TRW is enhancing its ESC with electric steering systems--steering torque control (STC)--that "coach" a driver to correct vehicle instability by actually turning the steering wheel in the proper direction to avoid skidding/sliding. In so doing, STC helps reduce braking distances by as much as 8% at 50 mph on some road surfaces. TRW has also integrated ESC with ACC to provide precrash and automatic emergency braking. Together, the systems can slow a vehicle significantly--up to 0.6g--before a potential accident.
Says Carl Munch, senior technical specialist for TRW Automotive, Safety and Electronics Group, people don't see or feel these safety systems in 99% of the applications. "The only time they notice them is when something bad happens." Or better yet, they see these systems embedded as major selling points in car commercials, as is happening right now.

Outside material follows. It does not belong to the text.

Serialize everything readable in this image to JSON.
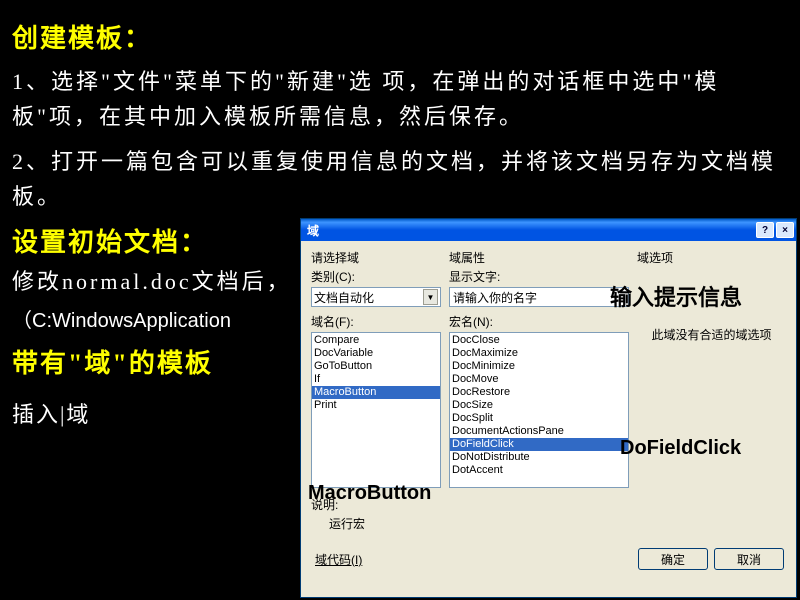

RELATED ARTICLE: "Printing" Sensors
Sensata Technologies, Inc. (Attleboro, MA; www.sensata.com) applied novel production techniques to their capacitive ceramic sensor technology, which is at the core of their APT products (automotive pressure transducer) used in automotive air conditioners, and in fuel, oil, and manifold air pressure applications. In the past, Sensata individually formed and pressed, then assembled, discrete ceramic elements to make APTs. No longer. Enter "APsquared," the next-generation APT. Sensata now "prints" these ceramic elements on a plate in a process akin to semiconductor wafer fabrication. Because the plates are formed in a high-volume process, the cost of the plates winds up being far less than the cost of the conventional individual elements. The sensors can handle pressures ranging from 100 to 3,400 kPa (other ranges are available), provide EMC protection to 200 V/m, and for generation II or III conditioning electronics, their accuracy is [+ or -] 1% Vcc. A new aluminum hexport of the APsquared pressure sensors is half the weight of their APT counterparts, and provides four times the corrosion protection.